The most significant risk to ASML is not competition (there is none) but geopolitics. The US, Netherlands, and Japan have implemented export controls restricting the sale of advanced lithography equipment to China. ASML can no longer ship EUV systems to Chinese customers, and restrictions on advanced DUV systems have tightened progressively.
China represented approximately 26-29% of ASML's revenue in 2024, primarily from DUV systems. The export controls have reduced this to an estimated 15-20% in 2025 as DUV restrictions tighten. The revenue impact is real but manageable because non-China demand for EUV systems exceeds ASML's production capacity. Every EUV machine that cannot be sold to China is sold to TSMC, Samsung, or Intel instead.

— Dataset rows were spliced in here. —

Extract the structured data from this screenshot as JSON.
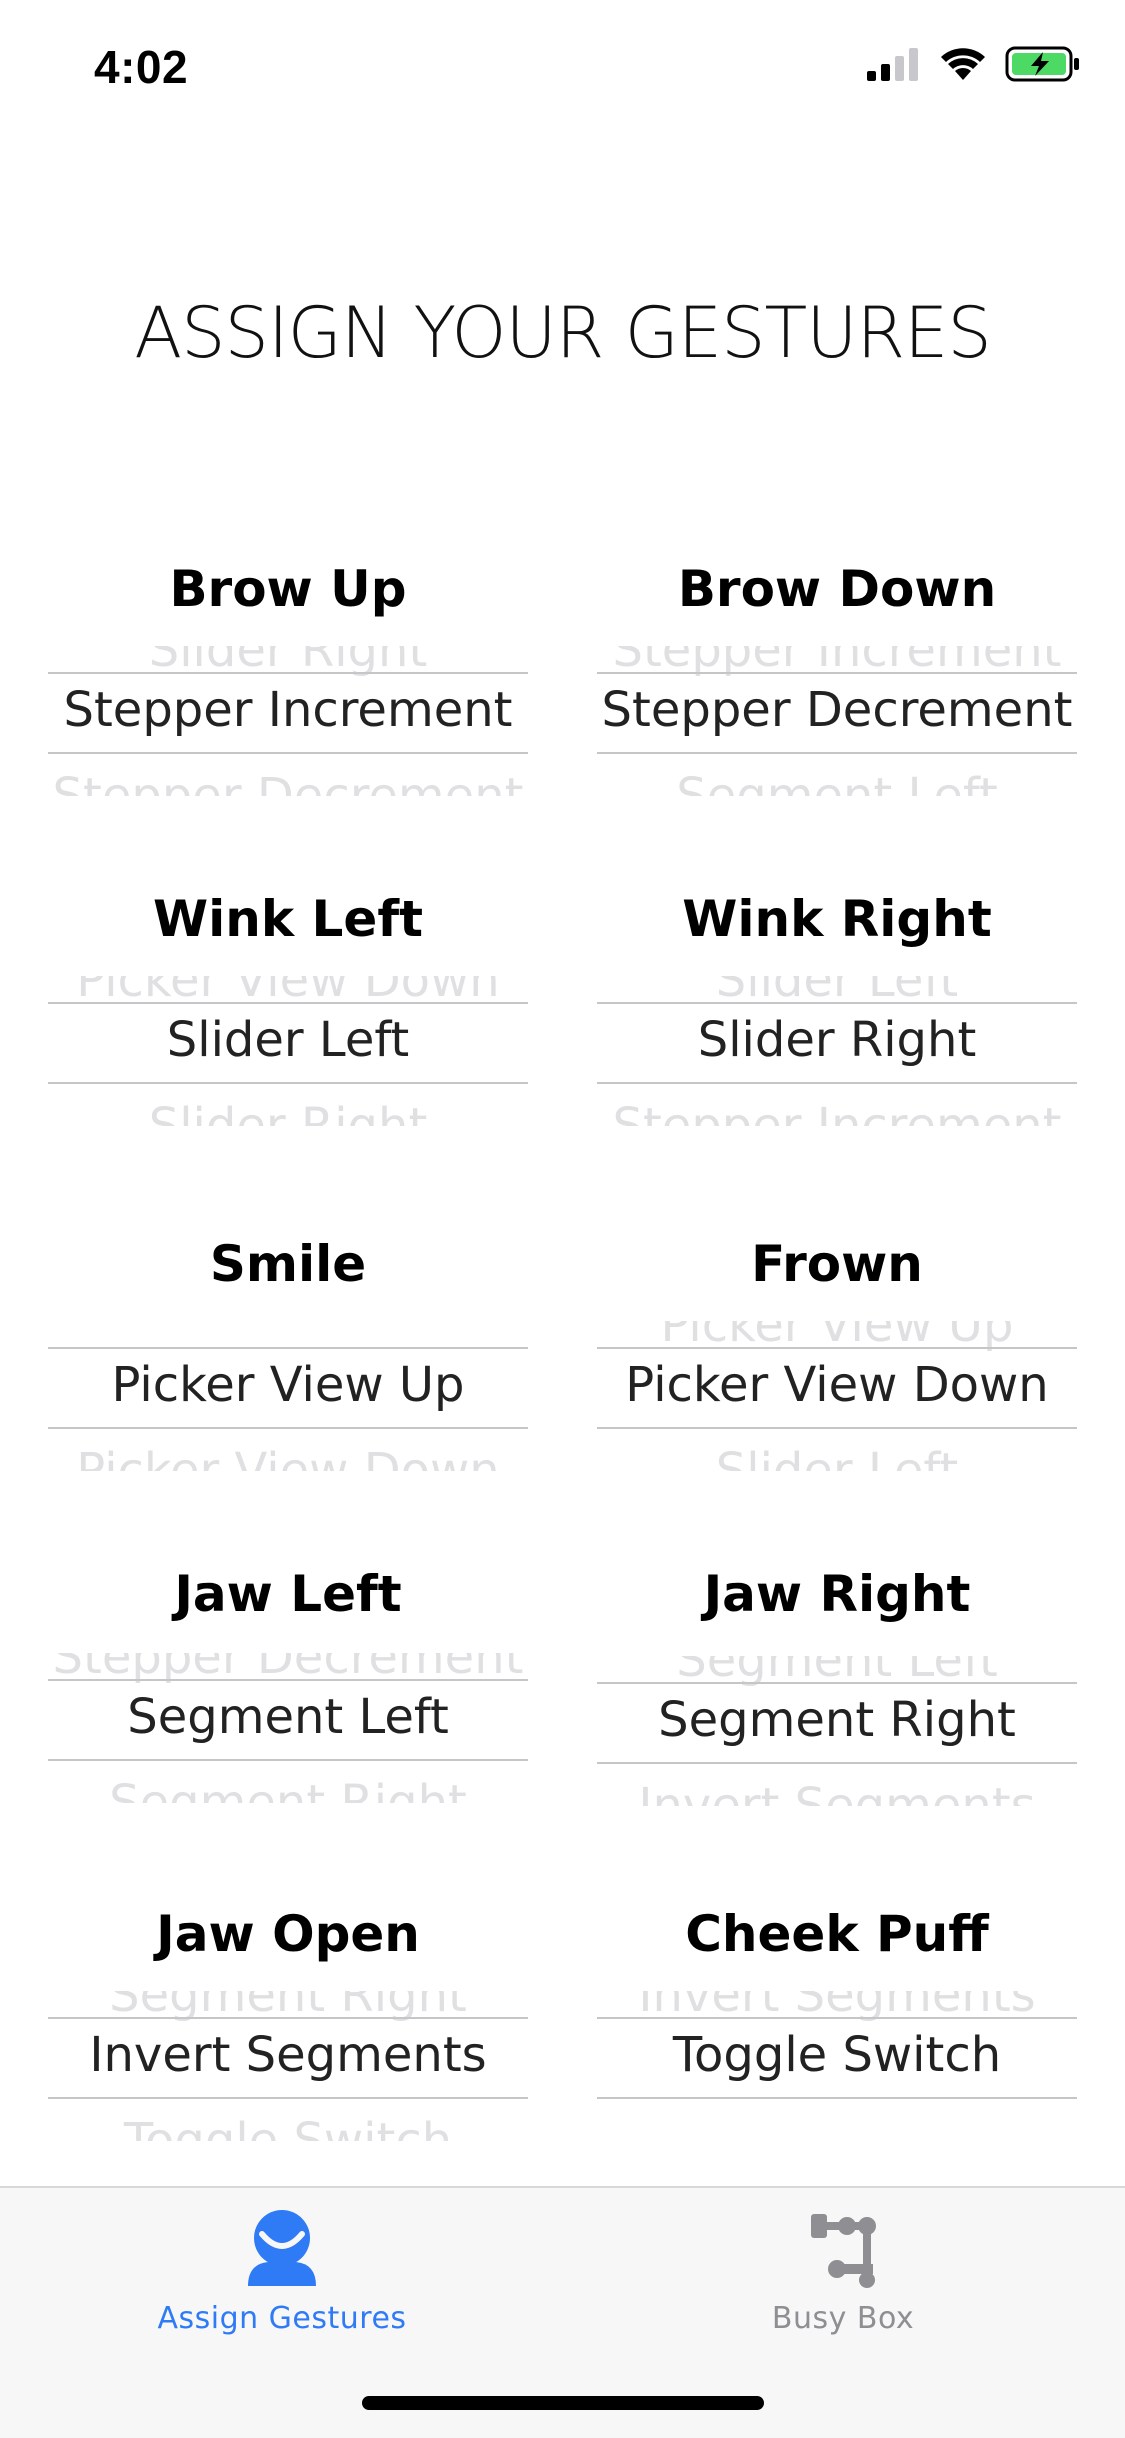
{
  "status_bar": {
    "time": "4:02",
    "icons": [
      "cellular-signal-icon",
      "wifi-icon",
      "battery-charging-icon"
    ]
  },
  "title": "ASSIGN YOUR GESTURES",
  "gestures": [
    {
      "name": "Brow Up",
      "above": "Slider Right",
      "selected": "Stepper Increment",
      "below": "Stepper Decrement"
    },
    {
      "name": "Brow Down",
      "above": "Stepper Increment",
      "selected": "Stepper Decrement",
      "below": "Segment Left"
    },
    {
      "name": "Wink Left",
      "above": "Picker View Down",
      "selected": "Slider Left",
      "below": "Slider Right"
    },
    {
      "name": "Wink Right",
      "above": "Slider Left",
      "selected": "Slider Right",
      "below": "Stepper Increment"
    },
    {
      "name": "Smile",
      "above": "",
      "selected": "Picker View Up",
      "below": "Picker View Down"
    },
    {
      "name": "Frown",
      "above": "Picker View Up",
      "selected": "Picker View Down",
      "below": "Slider Left"
    },
    {
      "name": "Jaw Left",
      "above": "Stepper Decrement",
      "selected": "Segment Left",
      "below": "Segment Right"
    },
    {
      "name": "Jaw Right",
      "above": "Segment Left",
      "selected": "Segment Right",
      "below": "Invert Segments"
    },
    {
      "name": "Jaw Open",
      "above": "Segment Right",
      "selected": "Invert Segments",
      "below": "Toggle Switch"
    },
    {
      "name": "Cheek Puff",
      "above": "Invert Segments",
      "selected": "Toggle Switch",
      "below": ""
    }
  ],
  "tab_bar": {
    "tabs": [
      {
        "label": "Assign Gestures",
        "icon": "person-icon",
        "active": true
      },
      {
        "label": "Busy Box",
        "icon": "controls-icon",
        "active": false
      }
    ],
    "active_color": "#2f7bf5",
    "inactive_color": "#8e8e93"
  }
}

The longer-term risk is that China develops domestic lithography capability. Significant resources are being invested in this effort, but the technology gap remains enormous. ASML's EUV technology required 20 years and EUR 6 billion to develop, with deep collaboration across hundreds of specialist suppliers. Replicating that ecosystem from scratch would take a decade or more, even with unlimited funding. The physics has not changed, and the institutional knowledge resides almost entirely within ASML's supply chain.
Historically, technology export controls have delayed but not prevented capability development. Japan's semiconductor equipment industry overcame US restrictions in the 1980s, though it took 15-20 years. China may follow a similar path, but the timeline provides ASML with a multi-decade window of unchallenged dominance.